There will be a workshop to discuss the proposed blog search tasks at the TREC 2008 conference on the afternoon of Thursday 20th November 2008.

If you cannot attend TREC, and wish to make any comments or suggestions, please feel free to post your thoughts in this post, or to email them privately, if you wish so.

5 comments:

Jon said...

Great news! Looking forward to seeing you at the workshop.

Iadh Ounis said...

Thanks Jon.

See you in TREC!

Sérgio Nunes said...

These are good news! I look forward to the new blog collection and tasks for 2009.

One topic that I would like to see discussed is the cost of the Blog collection being used by TREC in this track. The current cost of the dataset is a significant investment. Particularly for small teams.

I recently found that ICWSM 2009 is teaming up with Spinn3r to make a large blog dataset available for their conference. I think that the Blog Tack should consider a similar approach.

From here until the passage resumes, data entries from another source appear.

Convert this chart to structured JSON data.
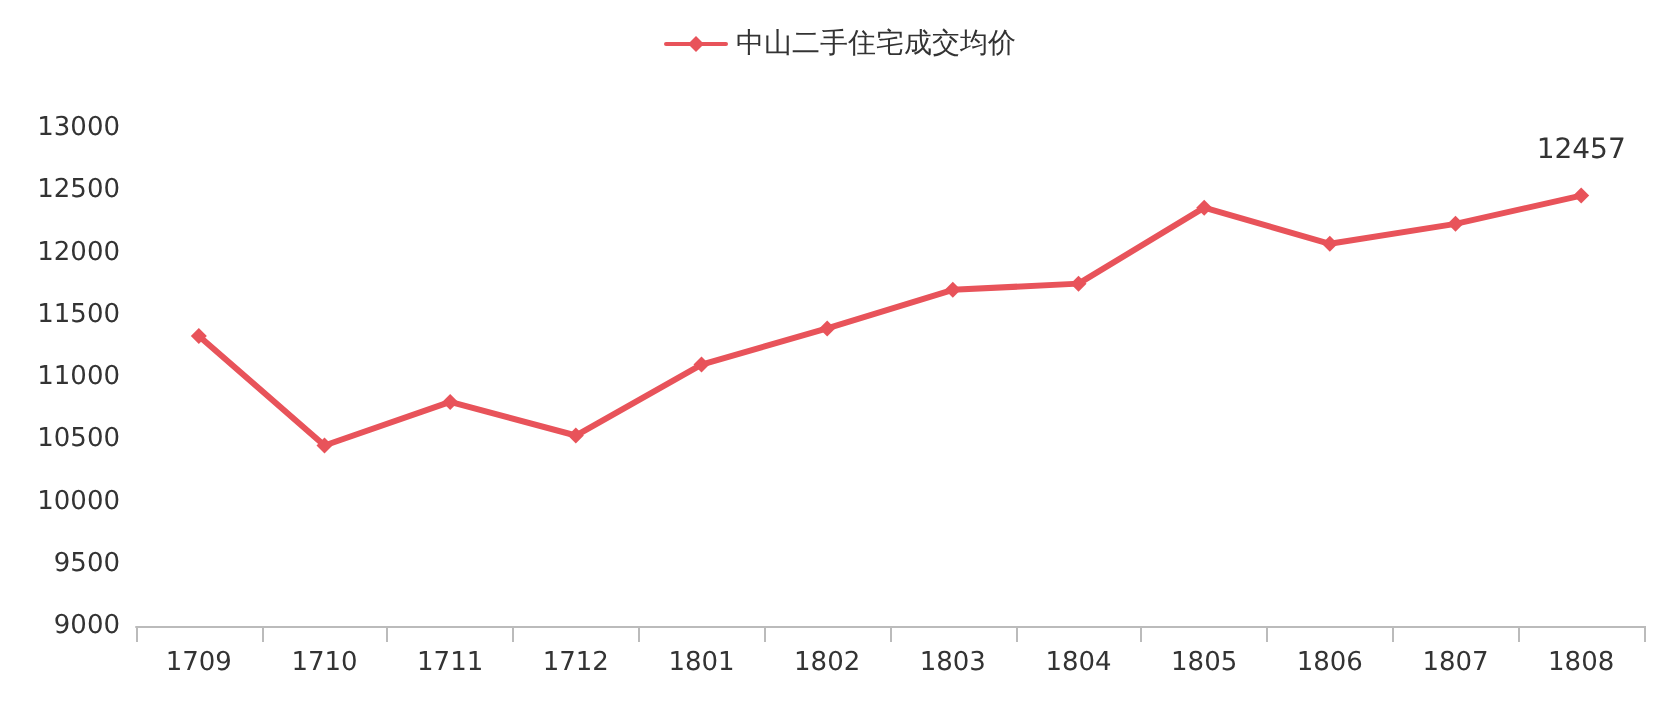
{
  "chart_data": {
    "type": "line",
    "categories": [
      "1709",
      "1710",
      "1711",
      "1712",
      "1801",
      "1802",
      "1803",
      "1804",
      "1805",
      "1806",
      "1807",
      "1808"
    ],
    "series": [
      {
        "name": "中山二手住宅成交均价",
        "color": "#e8535a",
        "values": [
          11330,
          10450,
          10800,
          10530,
          11100,
          11390,
          11700,
          11750,
          12360,
          12070,
          12230,
          12457
        ],
        "value_labels": [
          null,
          null,
          null,
          null,
          null,
          null,
          null,
          null,
          null,
          null,
          null,
          "12457"
        ]
      }
    ],
    "ylim": [
      9000,
      13000
    ],
    "yticks": [
      9000,
      9500,
      10000,
      10500,
      11000,
      11500,
      12000,
      12500,
      13000
    ],
    "grid": false,
    "legend": "top",
    "marker": "diamond",
    "line_style": "solid"
  }
}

Alternatively, finding industry sponsors to pay and host the custom built collection might be an option to significantly reduce participation costs.

Thanks for listening.

Iadh Ounis said...

Sergio,

You have raised this comment several times in the past. We appreciate your concern. During the previous years, we have been working flat out to ensure that the costs are as minimal as possible, while providing maximum support and promptness.

The rationale of the costs as well as our position remains the same though. Creating and distributing test collections is not as simple as you seem to suggest.

The current distribution mechanism mitigates copyright and other legal issues, while assuring a long-term availability of the collections.

For example, the ICWSM collections may only be available for a short span of time (e.g. the 2005 one is no longer distributed).

Be assured that the current collection fees are at their lowest possible values. They only contribute towards the costs of preparing and distributing the data. This is not unusual. For example, the Linguistic Data Consortium (LDC), which distributes many collections in IR and related fields adopts a similar distribution mechanism.

Sérgio Nunes said...

First of all, thanks for the feedback.

I've commented a couple of times on this issue since the cost of the collection is a big investment for very small teams like ours. I know other research groups that share this same concern.

However, I have never underestimated the effort needed to put together such a collection. My comments have always been towards pushing the costs to the industry, not eliminating those costs (not realistic). The (significant) work that you are doing in building the collections and organizing the Blog Track is of great value to the research community.